Peel eggs and cut in half lengthwise. Spoon yolks into small bowl; arrange whites on platter. finely grate yolks on small holes of of box grater into medium bowl. Mix in mayonnaise, the 2 teaspoons chopped chipotle chilies. Add more chopped chilies, if desired, for more hear. Season filling to taste with salt, if desired. Using pastry bag fitted with 1/2 inch-diameter star tip, pipe filling into egg whites. Cover and Chill eggs at least 2 hours and up to 1 day. Press l cilantro leaf into filling each egg and serve.
www.bonappetit.com/recipes/2006/chipotle_deviled_eggs

* Substitute the Homestead Chipotle Mayonnaise available at Gourmet Gallery.

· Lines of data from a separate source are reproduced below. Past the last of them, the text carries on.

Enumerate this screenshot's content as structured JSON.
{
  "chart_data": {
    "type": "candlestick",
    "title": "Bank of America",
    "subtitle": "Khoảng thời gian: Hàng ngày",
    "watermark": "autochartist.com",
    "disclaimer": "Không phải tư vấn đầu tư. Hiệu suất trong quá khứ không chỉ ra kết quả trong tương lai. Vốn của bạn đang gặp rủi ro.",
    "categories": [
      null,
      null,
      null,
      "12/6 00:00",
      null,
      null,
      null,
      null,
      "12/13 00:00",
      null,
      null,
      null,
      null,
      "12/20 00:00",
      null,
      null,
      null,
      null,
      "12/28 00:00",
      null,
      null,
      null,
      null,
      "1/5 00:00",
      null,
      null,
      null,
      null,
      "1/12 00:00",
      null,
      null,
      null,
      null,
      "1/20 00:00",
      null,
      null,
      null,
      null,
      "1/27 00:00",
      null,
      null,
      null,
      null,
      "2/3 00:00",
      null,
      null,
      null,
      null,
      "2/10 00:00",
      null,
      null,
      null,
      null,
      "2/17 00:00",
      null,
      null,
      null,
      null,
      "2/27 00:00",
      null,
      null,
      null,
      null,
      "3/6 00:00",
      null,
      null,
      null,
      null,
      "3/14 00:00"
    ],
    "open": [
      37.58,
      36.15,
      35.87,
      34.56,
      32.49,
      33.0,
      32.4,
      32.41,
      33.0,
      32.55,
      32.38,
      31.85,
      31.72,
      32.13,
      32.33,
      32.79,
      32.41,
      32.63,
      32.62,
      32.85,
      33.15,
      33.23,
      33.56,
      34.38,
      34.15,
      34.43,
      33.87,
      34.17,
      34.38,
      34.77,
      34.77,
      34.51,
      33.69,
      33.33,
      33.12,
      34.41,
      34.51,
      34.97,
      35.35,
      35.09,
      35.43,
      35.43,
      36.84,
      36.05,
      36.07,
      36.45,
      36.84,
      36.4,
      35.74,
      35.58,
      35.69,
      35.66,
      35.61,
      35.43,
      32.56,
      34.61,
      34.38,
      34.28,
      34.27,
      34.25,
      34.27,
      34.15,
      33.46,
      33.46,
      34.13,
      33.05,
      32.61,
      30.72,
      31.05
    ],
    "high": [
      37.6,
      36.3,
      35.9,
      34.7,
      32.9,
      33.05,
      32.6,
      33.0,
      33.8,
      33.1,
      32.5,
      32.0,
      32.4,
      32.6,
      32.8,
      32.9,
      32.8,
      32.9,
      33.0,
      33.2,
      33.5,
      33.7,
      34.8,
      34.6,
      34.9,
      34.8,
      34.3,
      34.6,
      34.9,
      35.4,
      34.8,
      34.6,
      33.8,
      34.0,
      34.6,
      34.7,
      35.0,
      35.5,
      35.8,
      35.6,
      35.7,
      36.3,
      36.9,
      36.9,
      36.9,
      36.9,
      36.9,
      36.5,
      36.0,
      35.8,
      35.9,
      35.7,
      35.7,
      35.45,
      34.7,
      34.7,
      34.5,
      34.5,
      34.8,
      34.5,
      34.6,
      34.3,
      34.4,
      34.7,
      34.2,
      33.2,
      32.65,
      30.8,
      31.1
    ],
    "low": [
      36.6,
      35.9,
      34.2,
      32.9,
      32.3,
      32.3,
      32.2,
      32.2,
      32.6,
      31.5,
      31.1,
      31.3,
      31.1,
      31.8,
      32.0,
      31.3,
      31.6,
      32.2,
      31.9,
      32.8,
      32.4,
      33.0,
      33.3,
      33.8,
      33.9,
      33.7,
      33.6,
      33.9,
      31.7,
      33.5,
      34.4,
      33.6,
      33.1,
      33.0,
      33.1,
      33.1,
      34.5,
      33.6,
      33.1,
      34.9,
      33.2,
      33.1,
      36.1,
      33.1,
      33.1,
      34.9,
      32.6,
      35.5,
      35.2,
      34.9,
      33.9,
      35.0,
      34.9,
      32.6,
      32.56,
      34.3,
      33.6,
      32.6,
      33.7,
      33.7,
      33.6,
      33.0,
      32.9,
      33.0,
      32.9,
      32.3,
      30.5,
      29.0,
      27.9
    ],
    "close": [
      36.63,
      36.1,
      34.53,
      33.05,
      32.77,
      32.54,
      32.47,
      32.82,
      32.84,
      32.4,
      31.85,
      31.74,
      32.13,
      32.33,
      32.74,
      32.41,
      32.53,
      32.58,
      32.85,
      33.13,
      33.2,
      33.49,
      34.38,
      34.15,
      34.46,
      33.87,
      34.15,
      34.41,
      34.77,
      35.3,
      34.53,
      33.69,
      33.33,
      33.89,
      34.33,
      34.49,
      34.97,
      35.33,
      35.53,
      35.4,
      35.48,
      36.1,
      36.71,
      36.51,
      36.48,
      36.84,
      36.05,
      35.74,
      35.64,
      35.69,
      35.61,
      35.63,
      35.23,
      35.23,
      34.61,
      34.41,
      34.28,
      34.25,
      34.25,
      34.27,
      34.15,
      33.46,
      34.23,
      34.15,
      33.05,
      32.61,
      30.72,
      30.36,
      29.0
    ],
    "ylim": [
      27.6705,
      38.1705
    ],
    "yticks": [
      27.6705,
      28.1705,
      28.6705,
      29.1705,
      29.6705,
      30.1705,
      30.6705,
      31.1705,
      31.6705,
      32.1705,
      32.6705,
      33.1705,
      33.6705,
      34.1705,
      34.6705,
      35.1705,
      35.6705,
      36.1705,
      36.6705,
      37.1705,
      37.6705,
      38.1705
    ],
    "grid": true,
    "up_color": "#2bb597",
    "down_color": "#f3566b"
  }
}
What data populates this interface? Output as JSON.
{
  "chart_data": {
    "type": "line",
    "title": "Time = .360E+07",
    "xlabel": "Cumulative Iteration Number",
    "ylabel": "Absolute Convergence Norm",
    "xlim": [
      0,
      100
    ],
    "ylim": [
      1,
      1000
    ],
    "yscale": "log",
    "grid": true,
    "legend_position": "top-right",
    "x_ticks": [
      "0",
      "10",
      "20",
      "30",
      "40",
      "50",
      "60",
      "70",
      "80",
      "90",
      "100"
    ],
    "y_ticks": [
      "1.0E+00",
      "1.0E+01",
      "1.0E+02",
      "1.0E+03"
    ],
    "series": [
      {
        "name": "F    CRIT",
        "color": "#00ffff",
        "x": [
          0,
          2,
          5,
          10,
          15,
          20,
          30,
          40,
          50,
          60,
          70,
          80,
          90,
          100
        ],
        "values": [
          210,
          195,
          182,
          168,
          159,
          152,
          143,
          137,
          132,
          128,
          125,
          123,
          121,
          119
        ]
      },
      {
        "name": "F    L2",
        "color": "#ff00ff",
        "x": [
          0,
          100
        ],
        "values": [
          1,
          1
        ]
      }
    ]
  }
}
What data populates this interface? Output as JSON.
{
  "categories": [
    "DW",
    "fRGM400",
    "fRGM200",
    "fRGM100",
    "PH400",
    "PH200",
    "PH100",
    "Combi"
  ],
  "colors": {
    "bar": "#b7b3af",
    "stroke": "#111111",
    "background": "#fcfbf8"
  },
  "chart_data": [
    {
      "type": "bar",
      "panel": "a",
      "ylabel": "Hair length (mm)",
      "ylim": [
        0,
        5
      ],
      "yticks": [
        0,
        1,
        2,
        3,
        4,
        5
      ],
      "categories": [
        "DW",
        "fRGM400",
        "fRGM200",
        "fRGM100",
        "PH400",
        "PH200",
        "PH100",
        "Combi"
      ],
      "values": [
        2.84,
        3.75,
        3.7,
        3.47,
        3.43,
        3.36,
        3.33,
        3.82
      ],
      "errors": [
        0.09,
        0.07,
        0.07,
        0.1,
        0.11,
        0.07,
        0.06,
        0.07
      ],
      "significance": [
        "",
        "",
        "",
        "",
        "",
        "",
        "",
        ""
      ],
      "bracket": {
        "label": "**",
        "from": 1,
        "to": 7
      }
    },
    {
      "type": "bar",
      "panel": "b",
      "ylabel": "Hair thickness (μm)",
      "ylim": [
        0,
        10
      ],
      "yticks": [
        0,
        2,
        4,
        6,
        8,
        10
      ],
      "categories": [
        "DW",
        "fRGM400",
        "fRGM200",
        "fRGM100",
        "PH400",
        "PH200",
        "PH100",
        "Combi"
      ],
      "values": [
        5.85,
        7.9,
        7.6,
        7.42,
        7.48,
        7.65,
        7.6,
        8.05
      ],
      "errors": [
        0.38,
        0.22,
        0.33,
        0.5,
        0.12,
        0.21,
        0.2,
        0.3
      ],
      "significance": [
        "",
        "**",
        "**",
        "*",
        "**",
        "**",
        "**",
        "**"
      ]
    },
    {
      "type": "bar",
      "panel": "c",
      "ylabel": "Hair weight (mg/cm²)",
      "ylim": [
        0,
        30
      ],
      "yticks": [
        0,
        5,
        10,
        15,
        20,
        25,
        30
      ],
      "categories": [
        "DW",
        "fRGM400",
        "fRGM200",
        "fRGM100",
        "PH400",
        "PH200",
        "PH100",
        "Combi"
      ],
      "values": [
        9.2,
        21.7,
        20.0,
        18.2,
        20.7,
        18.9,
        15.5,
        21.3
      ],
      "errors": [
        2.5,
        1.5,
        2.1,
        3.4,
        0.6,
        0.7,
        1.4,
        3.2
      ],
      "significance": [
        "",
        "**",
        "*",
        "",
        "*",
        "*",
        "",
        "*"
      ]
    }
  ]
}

Eggs Stuffed with Smoked Salmon and Caviar


3 tablespoons chopped fresh chives
2 tablespoons olive oil
1 1/2 fresh lemon juice
12 ounces thinly sliced cold-smoked salmon, finely chopped
1/4 cup salmon caviar
12 hard-boiled eggs, shelled,  halved, whites and yolks separated

Additional chopped chives
Lemon wedges
Assorted fresh herb sprigs

Line rimmed baking sheet with paper towels. Blend 3 tablespoons chives, oil and lemon juice in medium bowl. Mix insmoked salmon. Fold in caviar. Chop four egg yolks (reserve remainder for another use) and stir into salmon mixture. Season to taste with ground pepper. Pile 1 generous tablespoon salmon mixture in cavity of each egg-white. Arrange eggs on prepared sheet. Cover with plastic; refrigerate up to 8 hours.

Place eggs on platter. Sprinkle with additional chives. Garnish with lemon wedges and herb sprigs.